The QAnon theory, which emerged online in 2017, alleges an even deeper conspiracy and was inspired by Trump’s election, which (according to believers) was itself a military counter-effort to root out the conspiracy. While the President himself has not spoken about QAnon, he has given voice to its supporters. Trump has retweeted multiple Twitter accounts of QAnon supporters, many of them using the theory’s slogans and buzzwords. In 2018, the President even appeared to meet with one such supporter, a YouTube personality and self-described “conspiracy analyst” who goes by the name Lionel (his real name is Michael Lebron), in the Oval Office.
Even so, the theory remains largely unknown to most Americans, according to a recent Pew poll that found 76% of adults said they were unfamiliar with QAnon. In fact, Democrats were more likely than Republicans to be familiar with the theory, Pew found, with 28% saying they knew a little or a lot about QAnon compared to 18% of Republicans.
But the small number of Republicans who support QAnon are beginning to flex their muscles in electoral politics. Adherents have long appeared at Trump rallies with signs to indicate their support for Q, and pro-QAnon messages have been promoted online (and later deleted) by local Republican party organizations.
The 2020 election may be QAnon’s high-water mark in GOP politics. In May, Perkins won the Republican nomination for US Senate in Oregon as an unabashed QAnon theory supporter. Following her victory, Perkins produced and posted online a video in which she stated she stands with both Trump and “Q.” The campaign deleted the video soon after, although Perkins said she regretted allowing the campaign to delete the video.
While Perkins is unlikely to win her race against incumbent Democrat Jeff Merkley, Greene in Georgia would almost certainly win the general election if she emerges from the primary runoff in August. Greene won a crowded June primary for the open House seat in North Georgia, which is a solidly Republican district. Greene has been immersed in the world of QAnon conspiracy theorists, calling the mythical Q a “patriot” and the theory is “something worth listening to and paying attention to.”
House GOP leaders are backing the runner-up and Greene’s runoff opponent, John Cowan, and distancing themselves from Greene – especially after the emergence of some of her past comments calling black people “slaves to the Democratic party” and the progressive billionaire activist George Soros, who is Jewish, a “Nazi.”
Neither Perkins’ nor Greene’s campaigns responded to requests for comment.
But it’s Boebert’s victory in Colorado that indicates that, at least among some Republicans, the QAnon conspiracy theory is a new item on the menu of political issues primary voters are attuned to.

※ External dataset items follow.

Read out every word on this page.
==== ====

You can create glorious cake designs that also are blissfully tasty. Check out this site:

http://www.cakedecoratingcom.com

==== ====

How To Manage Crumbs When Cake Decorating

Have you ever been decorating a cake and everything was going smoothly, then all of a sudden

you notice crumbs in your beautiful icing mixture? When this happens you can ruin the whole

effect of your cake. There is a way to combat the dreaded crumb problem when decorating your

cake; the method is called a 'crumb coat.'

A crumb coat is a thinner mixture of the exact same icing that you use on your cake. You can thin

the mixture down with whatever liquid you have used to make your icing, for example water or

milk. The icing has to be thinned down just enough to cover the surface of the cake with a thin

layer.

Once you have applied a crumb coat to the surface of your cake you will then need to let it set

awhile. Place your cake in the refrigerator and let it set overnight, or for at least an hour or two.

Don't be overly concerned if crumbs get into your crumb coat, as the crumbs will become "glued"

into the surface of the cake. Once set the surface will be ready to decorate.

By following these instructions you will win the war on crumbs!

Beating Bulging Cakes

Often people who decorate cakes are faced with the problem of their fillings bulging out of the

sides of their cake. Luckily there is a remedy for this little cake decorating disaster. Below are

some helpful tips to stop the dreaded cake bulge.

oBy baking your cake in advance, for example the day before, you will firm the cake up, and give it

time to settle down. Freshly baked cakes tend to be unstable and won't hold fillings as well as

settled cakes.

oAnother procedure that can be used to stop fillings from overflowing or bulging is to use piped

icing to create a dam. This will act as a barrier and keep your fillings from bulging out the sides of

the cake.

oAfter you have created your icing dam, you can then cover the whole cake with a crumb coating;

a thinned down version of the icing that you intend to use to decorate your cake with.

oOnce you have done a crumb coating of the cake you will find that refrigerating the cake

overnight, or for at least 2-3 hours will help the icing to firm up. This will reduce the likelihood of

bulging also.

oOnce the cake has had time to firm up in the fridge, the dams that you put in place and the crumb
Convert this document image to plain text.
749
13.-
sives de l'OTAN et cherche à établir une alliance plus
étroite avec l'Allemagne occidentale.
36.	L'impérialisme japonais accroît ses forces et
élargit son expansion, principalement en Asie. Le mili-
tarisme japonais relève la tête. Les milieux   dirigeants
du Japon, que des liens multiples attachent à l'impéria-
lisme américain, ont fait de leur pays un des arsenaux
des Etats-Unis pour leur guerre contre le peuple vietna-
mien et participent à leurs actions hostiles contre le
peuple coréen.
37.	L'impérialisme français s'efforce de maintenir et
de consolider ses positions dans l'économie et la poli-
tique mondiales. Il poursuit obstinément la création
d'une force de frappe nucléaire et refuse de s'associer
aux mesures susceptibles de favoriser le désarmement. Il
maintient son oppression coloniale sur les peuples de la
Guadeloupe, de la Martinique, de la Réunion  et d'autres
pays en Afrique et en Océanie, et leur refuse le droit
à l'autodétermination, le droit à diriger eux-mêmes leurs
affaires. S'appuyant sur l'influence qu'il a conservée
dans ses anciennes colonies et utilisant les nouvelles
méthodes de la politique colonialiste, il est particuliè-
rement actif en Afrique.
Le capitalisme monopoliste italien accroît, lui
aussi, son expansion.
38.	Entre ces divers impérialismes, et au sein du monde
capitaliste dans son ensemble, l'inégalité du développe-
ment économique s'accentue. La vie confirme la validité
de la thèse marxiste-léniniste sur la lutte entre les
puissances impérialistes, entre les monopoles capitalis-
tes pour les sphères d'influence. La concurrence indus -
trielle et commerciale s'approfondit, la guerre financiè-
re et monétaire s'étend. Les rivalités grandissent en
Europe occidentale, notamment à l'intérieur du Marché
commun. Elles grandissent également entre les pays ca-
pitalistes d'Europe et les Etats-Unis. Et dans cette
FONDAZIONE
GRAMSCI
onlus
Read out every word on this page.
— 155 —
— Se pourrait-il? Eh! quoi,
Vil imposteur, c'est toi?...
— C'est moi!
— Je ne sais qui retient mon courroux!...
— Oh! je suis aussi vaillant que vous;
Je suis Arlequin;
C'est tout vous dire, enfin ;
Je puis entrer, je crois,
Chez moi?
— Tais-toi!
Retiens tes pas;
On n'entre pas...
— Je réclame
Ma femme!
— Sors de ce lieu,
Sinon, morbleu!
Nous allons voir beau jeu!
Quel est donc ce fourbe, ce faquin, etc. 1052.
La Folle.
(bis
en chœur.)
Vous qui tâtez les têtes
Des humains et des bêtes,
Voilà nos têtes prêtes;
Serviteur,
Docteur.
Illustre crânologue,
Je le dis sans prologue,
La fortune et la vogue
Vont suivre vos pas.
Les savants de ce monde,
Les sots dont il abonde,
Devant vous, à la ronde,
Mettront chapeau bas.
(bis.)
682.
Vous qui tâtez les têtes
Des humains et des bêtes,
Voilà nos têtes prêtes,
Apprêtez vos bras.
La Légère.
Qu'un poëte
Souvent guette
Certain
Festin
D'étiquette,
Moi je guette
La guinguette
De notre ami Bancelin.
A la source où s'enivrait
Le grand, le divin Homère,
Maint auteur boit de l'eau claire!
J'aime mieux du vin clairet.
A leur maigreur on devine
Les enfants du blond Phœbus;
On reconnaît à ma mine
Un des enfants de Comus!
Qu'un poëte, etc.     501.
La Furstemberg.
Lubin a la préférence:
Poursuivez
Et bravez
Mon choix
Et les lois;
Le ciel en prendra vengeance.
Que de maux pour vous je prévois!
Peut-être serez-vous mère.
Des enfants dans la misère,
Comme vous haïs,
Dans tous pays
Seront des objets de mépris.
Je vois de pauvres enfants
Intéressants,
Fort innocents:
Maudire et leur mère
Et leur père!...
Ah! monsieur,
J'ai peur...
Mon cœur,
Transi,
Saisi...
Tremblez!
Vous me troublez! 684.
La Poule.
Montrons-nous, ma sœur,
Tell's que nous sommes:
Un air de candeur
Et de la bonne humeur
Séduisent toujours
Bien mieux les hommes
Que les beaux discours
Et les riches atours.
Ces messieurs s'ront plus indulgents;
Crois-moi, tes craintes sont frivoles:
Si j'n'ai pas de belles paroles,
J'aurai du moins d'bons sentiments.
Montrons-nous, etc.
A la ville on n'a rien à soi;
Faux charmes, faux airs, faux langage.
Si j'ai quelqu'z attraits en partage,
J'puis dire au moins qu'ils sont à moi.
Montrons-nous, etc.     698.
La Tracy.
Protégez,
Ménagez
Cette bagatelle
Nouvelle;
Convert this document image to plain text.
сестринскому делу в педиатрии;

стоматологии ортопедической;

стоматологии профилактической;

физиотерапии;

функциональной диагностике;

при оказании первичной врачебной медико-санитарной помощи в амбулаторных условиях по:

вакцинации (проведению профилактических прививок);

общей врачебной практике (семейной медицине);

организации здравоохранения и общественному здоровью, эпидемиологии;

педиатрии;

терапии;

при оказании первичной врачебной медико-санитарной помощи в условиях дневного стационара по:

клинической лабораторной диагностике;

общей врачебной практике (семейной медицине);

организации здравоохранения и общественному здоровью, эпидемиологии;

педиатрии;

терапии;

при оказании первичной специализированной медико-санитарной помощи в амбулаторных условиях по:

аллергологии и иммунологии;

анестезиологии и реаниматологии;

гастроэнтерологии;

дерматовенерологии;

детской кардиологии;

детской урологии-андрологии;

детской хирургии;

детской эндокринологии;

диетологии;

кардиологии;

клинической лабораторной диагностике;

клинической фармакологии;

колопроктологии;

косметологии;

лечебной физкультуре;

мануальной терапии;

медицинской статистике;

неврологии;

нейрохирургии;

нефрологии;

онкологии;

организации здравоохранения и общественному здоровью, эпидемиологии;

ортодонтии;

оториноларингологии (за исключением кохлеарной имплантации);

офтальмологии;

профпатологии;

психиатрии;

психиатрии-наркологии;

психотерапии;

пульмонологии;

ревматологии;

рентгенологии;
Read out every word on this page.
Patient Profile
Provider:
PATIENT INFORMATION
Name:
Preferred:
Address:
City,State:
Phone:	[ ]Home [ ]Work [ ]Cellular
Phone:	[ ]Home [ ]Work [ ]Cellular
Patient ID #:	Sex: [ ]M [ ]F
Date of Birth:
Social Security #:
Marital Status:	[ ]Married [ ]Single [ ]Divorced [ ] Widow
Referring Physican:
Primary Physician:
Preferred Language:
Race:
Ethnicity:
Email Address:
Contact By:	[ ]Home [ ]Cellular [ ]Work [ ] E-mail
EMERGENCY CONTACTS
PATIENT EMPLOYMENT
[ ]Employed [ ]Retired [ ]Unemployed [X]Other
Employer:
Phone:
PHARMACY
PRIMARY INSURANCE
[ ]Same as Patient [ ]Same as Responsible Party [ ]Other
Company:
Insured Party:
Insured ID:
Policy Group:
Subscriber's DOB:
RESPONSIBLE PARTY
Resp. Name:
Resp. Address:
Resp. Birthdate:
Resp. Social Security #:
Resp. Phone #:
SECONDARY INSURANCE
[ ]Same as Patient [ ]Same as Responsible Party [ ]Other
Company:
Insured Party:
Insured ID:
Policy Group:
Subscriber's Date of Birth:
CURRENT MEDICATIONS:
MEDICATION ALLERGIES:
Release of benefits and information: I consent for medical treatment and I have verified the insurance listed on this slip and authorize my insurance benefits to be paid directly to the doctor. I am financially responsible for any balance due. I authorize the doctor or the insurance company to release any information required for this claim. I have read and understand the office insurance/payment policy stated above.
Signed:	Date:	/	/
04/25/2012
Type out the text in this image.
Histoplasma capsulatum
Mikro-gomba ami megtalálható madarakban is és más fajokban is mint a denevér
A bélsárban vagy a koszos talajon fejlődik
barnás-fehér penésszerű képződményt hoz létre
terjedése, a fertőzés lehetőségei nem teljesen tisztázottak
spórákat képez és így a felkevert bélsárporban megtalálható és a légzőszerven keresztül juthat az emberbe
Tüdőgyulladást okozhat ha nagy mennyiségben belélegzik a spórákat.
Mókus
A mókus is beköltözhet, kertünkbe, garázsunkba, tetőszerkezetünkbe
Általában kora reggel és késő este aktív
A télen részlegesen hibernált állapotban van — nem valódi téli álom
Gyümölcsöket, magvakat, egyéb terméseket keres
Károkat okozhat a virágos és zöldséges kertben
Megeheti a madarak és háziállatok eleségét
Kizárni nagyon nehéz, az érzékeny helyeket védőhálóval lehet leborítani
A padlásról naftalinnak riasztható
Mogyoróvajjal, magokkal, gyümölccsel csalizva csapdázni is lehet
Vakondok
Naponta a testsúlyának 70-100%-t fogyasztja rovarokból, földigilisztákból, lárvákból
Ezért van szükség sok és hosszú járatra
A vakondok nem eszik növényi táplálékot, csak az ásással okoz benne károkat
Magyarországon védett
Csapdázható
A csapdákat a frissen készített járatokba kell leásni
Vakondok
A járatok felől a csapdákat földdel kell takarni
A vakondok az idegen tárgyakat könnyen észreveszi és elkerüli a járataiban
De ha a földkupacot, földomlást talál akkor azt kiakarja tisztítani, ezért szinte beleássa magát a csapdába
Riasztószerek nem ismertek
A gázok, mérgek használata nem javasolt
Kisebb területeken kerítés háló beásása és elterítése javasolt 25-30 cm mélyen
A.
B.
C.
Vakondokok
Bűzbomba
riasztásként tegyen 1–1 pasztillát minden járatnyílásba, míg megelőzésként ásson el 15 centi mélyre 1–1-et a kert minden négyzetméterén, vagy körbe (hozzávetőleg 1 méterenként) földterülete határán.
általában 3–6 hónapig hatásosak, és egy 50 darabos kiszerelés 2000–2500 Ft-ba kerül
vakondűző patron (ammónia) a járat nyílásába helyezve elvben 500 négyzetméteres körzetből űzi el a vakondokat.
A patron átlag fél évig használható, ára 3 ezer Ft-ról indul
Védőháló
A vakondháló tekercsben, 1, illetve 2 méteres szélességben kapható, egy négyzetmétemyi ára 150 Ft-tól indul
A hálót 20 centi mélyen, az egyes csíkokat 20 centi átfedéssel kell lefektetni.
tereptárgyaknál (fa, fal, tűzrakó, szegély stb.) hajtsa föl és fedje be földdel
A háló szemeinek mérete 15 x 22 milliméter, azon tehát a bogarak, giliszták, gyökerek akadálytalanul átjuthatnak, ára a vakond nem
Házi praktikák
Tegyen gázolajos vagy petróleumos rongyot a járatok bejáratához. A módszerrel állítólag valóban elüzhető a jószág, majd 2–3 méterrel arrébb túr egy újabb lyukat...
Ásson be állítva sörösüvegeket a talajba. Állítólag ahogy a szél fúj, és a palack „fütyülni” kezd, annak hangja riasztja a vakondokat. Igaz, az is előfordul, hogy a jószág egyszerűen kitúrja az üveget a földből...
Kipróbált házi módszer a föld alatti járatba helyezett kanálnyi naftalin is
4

In that May appearance on Steel Truth, Boebert said she was encouraged by the possibility the conspiracy is real.
“It only means that America’s getting stronger and better and people are returning to conservative values,” she said. “Everything that I have heard about this movement is only motivating and encouraging and bringing people together stronger, and if this is real, then it could be really great for our country.”